英国アーツカウンシルの「クリエイティブ・ピープル・アンド・プレイセス」事業

cpp-web-all

「クリエイティブ・ピープル・アンド・プレイセス」ウェブサイトより引用

どこの国でも、人々のアート鑑賞や創造活動への参加率は地域によってかなりの差がある。この差を国をあげて解消しようとしているのが、英国アーツカウンシルによる「クリエイティブ・ピープル・アンド・プレイセス(CPP)」というアクション・リサーチ・プログラムだ。英国では、国民の芸術文化活動への参加率を調査し、地方自治体ごとに順位付けている(Active People Survey)。この全国順位データで下位20%に含まれる地域に対象を限定した助成事業がCPPで、低参加率の改善を目的に2012年に創設された。対象となった地域は、コミュニティ団体、芸術文化組織、美術館、劇場、大学などをメンバーに、運営主体となる共同事業体を設立して応募することができ、2012年に7地域、2013年に11地域、2014年に3地域が選定を受けた。イングランド北東部のノーサンバーランドからハウンズロー・ロンドン特別区まで、21地域の共同事業体には、宝くじの収益金を財源に、総額3,700万ポンド(約50億円)にのぼる活動資金が支給された(その後2015年に約7億円追加)。CPPの特設ウェブサイトによると、開始から3年間に、この事業によって1,599件のアート・イベントや活動が実施され、1,023,158人が参加し、その90%はそれまであまりアートに親しんでいなかった層だという。ウェブサイトには生き生きした画像とともに、各地の取り組みが紹介されている。

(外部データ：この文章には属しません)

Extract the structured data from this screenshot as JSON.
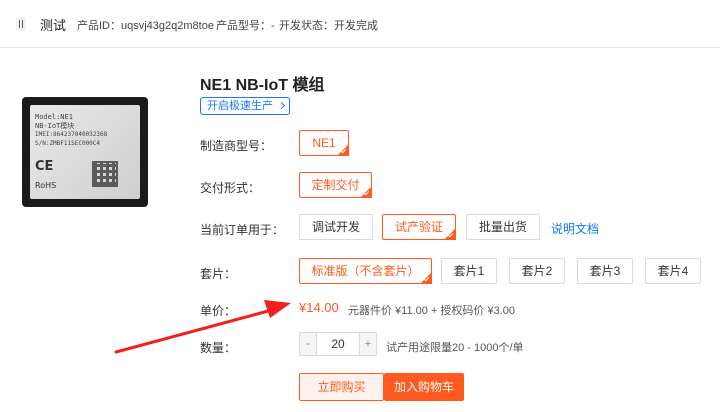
{
  "header": {
    "title": "测试",
    "product_id": "产品ID：uqsvj43g2q2m8toe",
    "product_model": "产品型号：-",
    "dev_status": "开发状态：开发完成"
  },
  "product": {
    "name": "NE1 NB-IoT 模组",
    "fast_production_label": "开启极速生产",
    "image_text": {
      "model": "Model:NE1",
      "type": "NB-IoT模块",
      "imei": "IMEI:864237040032368",
      "sn": "S/N:ZMBF11SEC000C4",
      "ce": "CE",
      "rohs": "RoHS"
    }
  },
  "form": {
    "manufacturer_model_label": "制造商型号：",
    "manufacturer_models": [
      "NE1"
    ],
    "delivery_label": "交付形式：",
    "delivery_options": [
      "定制交付"
    ],
    "order_use_label": "当前订单用于：",
    "order_use_options": [
      "调试开发",
      "试产验证",
      "批量出货"
    ],
    "doc_link": "说明文档",
    "kit_label": "套片：",
    "kit_options": [
      "标准版（不含套片）",
      "套片1",
      "套片2",
      "套片3",
      "套片4"
    ],
    "unit_price_label": "单价：",
    "price": "¥14.00",
    "price_detail": "元器件价 ¥11.00 + 授权码价 ¥3.00",
    "quantity_label": "数量：",
    "quantity_minus": "-",
    "quantity_value": "20",
    "quantity_plus": "+",
    "quantity_note": "试产用途限量20 - 1000个/单"
  },
  "actions": {
    "buy_now": "立即购买",
    "add_to_cart": "加入购物车"
  },
  "colors": {
    "accent": "#ff5a1f",
    "link": "#1677ff",
    "annotation_arrow": "#f0201a"
  }
}
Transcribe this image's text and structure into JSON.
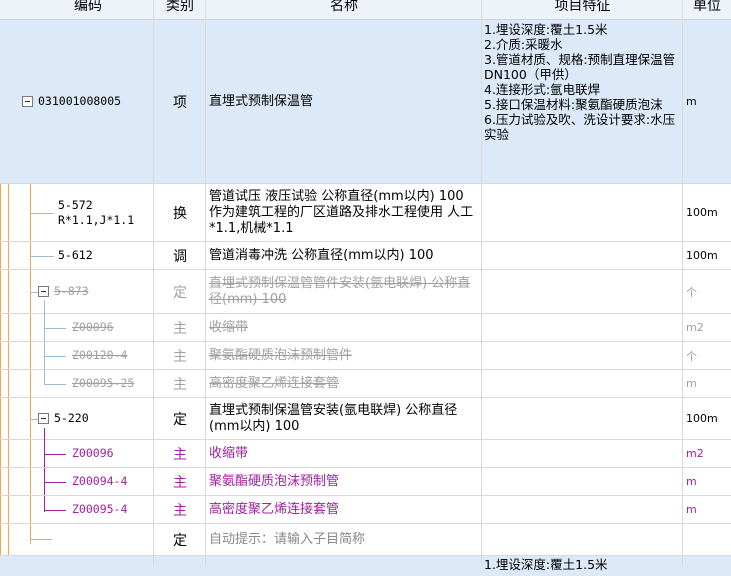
{
  "columns": {
    "code": "编码",
    "type": "类别",
    "name": "名称",
    "features": "项目特征",
    "unit": "单位"
  },
  "rows": [
    {
      "code": "031001008005",
      "type": "项",
      "name": "直埋式预制保温管",
      "features": [
        "1.埋设深度:覆土1.5米",
        "2.介质:采暖水",
        "3.管道材质、规格:预制直理保温管DN100（甲供）",
        "4.连接形式:氩电联焊",
        "5.接口保温材料:聚氨酯硬质泡沫",
        "6.压力试验及吹、洗设计要求:水压实验"
      ],
      "unit": "m"
    },
    {
      "code_line1": "5-572",
      "code_line2": "R*1.1,J*1.1",
      "type": "换",
      "name": "管道试压 液压试验 公称直径(mm以内) 100　作为建筑工程的厂区道路及排水工程使用 人工*1.1,机械*1.1",
      "unit": "100m"
    },
    {
      "code": "5-612",
      "type": "调",
      "name": "管道消毒冲洗 公称直径(mm以内) 100",
      "unit": "100m"
    },
    {
      "code": "5-873",
      "type": "定",
      "name": "直埋式预制保温管管件安装(氩电联焊) 公称直径(mm) 100",
      "unit": "个"
    },
    {
      "code": "Z00096",
      "type": "主",
      "name": "收缩带",
      "unit": "m2"
    },
    {
      "code": "Z00120-4",
      "type": "主",
      "name": "聚氨酯硬质泡沫预制管件",
      "unit": "个"
    },
    {
      "code": "Z00095-25",
      "type": "主",
      "name": "高密度聚乙烯连接套管",
      "unit": "m"
    },
    {
      "code": "5-220",
      "type": "定",
      "name": "直埋式预制保温管安装(氩电联焊) 公称直径(mm以内) 100",
      "unit": "100m"
    },
    {
      "code": "Z00096",
      "type": "主",
      "name": "收缩带",
      "unit": "m2"
    },
    {
      "code": "Z00094-4",
      "type": "主",
      "name": "聚氨酯硬质泡沫预制管",
      "unit": "m"
    },
    {
      "code": "Z00095-4",
      "type": "主",
      "name": "高密度聚乙烯连接套管",
      "unit": "m"
    },
    {
      "code": "",
      "type": "定",
      "name": "自动提示：请输入子目简称",
      "unit": ""
    },
    {
      "features_partial": "1.埋设深度:覆土1.5米"
    }
  ],
  "colors": {
    "selected_row": "#dce9f8",
    "disabled_text": "#a0a0a0",
    "main_material_text": "#a020a0",
    "tree_line": "#f0a94a"
  }
}
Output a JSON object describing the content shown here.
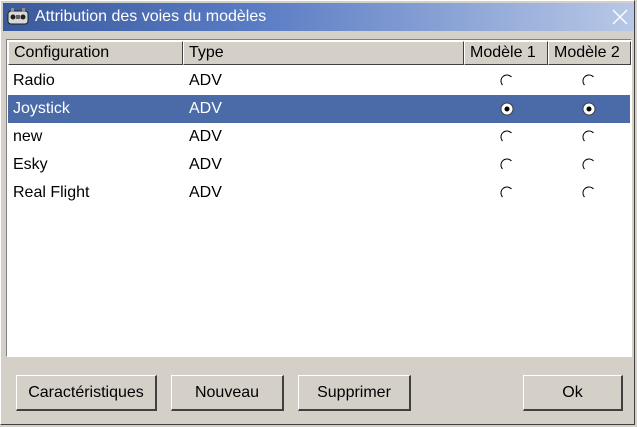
{
  "window": {
    "title": "Attribution des voies du modèles",
    "app_icon": "joystick-app-icon",
    "close_icon": "close-x-icon"
  },
  "table": {
    "columns": [
      "Configuration",
      "Type",
      "Modèle 1",
      "Modèle 2"
    ],
    "rows": [
      {
        "configuration": "Radio",
        "type": "ADV",
        "modele1": false,
        "modele2": false,
        "selected": false
      },
      {
        "configuration": "Joystick",
        "type": "ADV",
        "modele1": true,
        "modele2": true,
        "selected": true
      },
      {
        "configuration": "new",
        "type": "ADV",
        "modele1": false,
        "modele2": false,
        "selected": false
      },
      {
        "configuration": "Esky",
        "type": "ADV",
        "modele1": false,
        "modele2": false,
        "selected": false
      },
      {
        "configuration": "Real Flight",
        "type": "ADV",
        "modele1": false,
        "modele2": false,
        "selected": false
      }
    ]
  },
  "buttons": {
    "characteristics": "Caractéristiques",
    "new": "Nouveau",
    "delete": "Supprimer",
    "ok": "Ok"
  },
  "colors": {
    "selection": "#4a6aa8",
    "titlebar": "#3a5a9c",
    "face": "#d4d0c8"
  }
}
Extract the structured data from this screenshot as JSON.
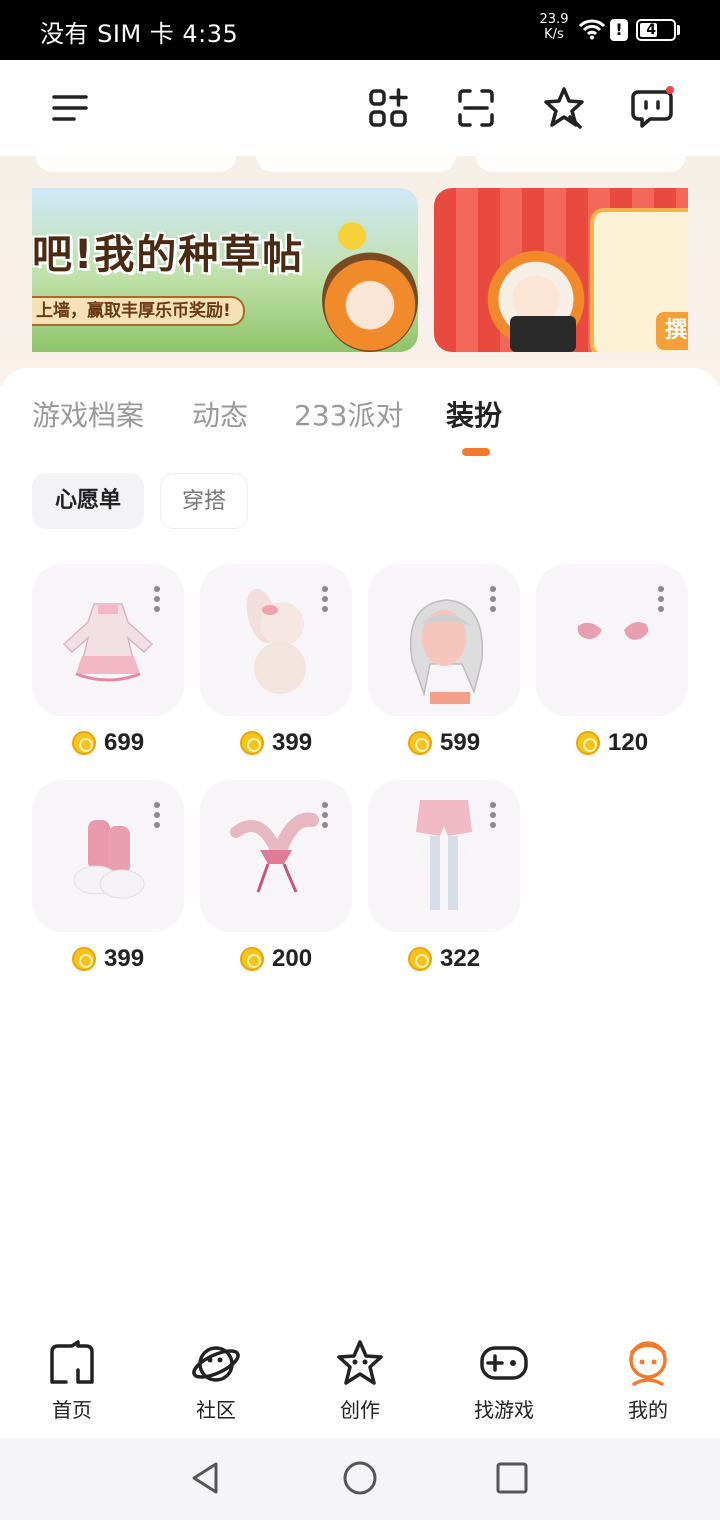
{
  "status_bar": {
    "left_text": "没有 SIM 卡 4:35",
    "speed_value": "23.9",
    "speed_unit": "K/s",
    "battery": "47",
    "alert_glyph": "!"
  },
  "top_bar": {
    "icons": [
      "menu-icon",
      "apps-icon",
      "scan-icon",
      "star-sticker-icon",
      "message-icon"
    ]
  },
  "banners": [
    {
      "title": "吧!我的种草帖",
      "subtitle": "上墙，赢取丰厚乐币奖励!"
    },
    {
      "partial_text": "撰"
    }
  ],
  "tabs": [
    {
      "label": "游戏档案",
      "active": false
    },
    {
      "label": "动态",
      "active": false
    },
    {
      "label": "233派对",
      "active": false
    },
    {
      "label": "装扮",
      "active": true
    }
  ],
  "chips": [
    {
      "label": "心愿单",
      "active": true
    },
    {
      "label": "穿搭",
      "active": false
    }
  ],
  "items": [
    {
      "name": "pink-dress",
      "price": "699"
    },
    {
      "name": "plush-bunny",
      "price": "399"
    },
    {
      "name": "silver-hair",
      "price": "599"
    },
    {
      "name": "pink-wings",
      "price": "120"
    },
    {
      "name": "pink-boots",
      "price": "399"
    },
    {
      "name": "bunny-ear-headband",
      "price": "200"
    },
    {
      "name": "bloomers-stockings",
      "price": "322"
    }
  ],
  "bottom_nav": [
    {
      "label": "首页",
      "icon": "home-icon",
      "active": false
    },
    {
      "label": "社区",
      "icon": "planet-icon",
      "active": false
    },
    {
      "label": "创作",
      "icon": "star-icon",
      "active": false
    },
    {
      "label": "找游戏",
      "icon": "gamepad-icon",
      "active": false
    },
    {
      "label": "我的",
      "icon": "profile-icon",
      "active": true
    }
  ],
  "colors": {
    "accent": "#f27a2a",
    "coin": "#f6c21b",
    "card_bg": "#f7f5f8",
    "notification_dot": "#f04848"
  }
}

英国アーツカウンシルはCPPの目的についてこう言っている。
「この助成金は、アーツへの参画が全国平均よりかなり低い地域に焦点を合わせている。それは、参画の機会がないこと、社会経済的要因、物理的アクセスの問題、活動の数自体が少ないことなどによるのだろう。我々は、全ての人々が芸術文化を体験し、それによって触発される権利を持っていると信じる。よって我々は、これらの地域の人々に機会を開きたい」

非常に説得力のあるコンセプトだが、“アクション・リサーチ・プログラム”というように、これは、当該地域を実験台にトライアルし、データを集め、成果と課題を明らかにしようという実地研究事業である。それだけに、評価のスキームは「ここまでやるか」と思うほど念入りだ。全国レベルの評価では、3つの評価軸(①どのくらい多くの人々が参加し、インスパイアされたか ②アートの卓越性とコミュニティ・エンゲイジメントの卓越性がどの程度達成されたか ③どのアプローチが成功し、どんな教訓が得られたか)が設けられ、専門の調査会社が請け負って、地域訪問、四半期ごとの地域からの状況報告とデータの収集、受給団体・関係者へのインタビューに基づいて、年次評価レポートを作成するほか、地域が実施した評価のメタ評価、特定のプロジェクトに注目したケーススタディも行っている。加えて、特定のテーマに基づく調査研究、「オーディエンス・スペクトラム&モザイク・プロファイリング」という観客層分析があり、年一回のコンファレンスもどこかの地域がホストとなって開催されている。さらにユニークなのは、「モア・ザン・100ストーリーズ」と題した“創造的リサーチ”。ライターとイラストレーターの2人の女性がプロジェクト・サイトを訪問し、その体験をウェブサイトにブログで投稿するとともに、イメージとテキストを「作品集」として掲載している。

これらから得られた膨大な資料と分析結果は、確かに地域でアートの裾野を広げるための共有知になるだろう。しかし、体制を固め、住民を企画者、意志決定者、アーティスト、ボランティア、そしてオーディエンスとして巻き込みながら、活動を企画、実施した上、さまざまなリサーチに対応せねばならない地域の負担はかなり重いのではないか。公的資金をもらっている手前、失敗できないというプレッシャーもあるだろう。偏差値の低い生徒をアメとムチで引き上げているように見えるこの事業、地域の運営組織が疲弊しないかと心配になるのは私だけだろうか。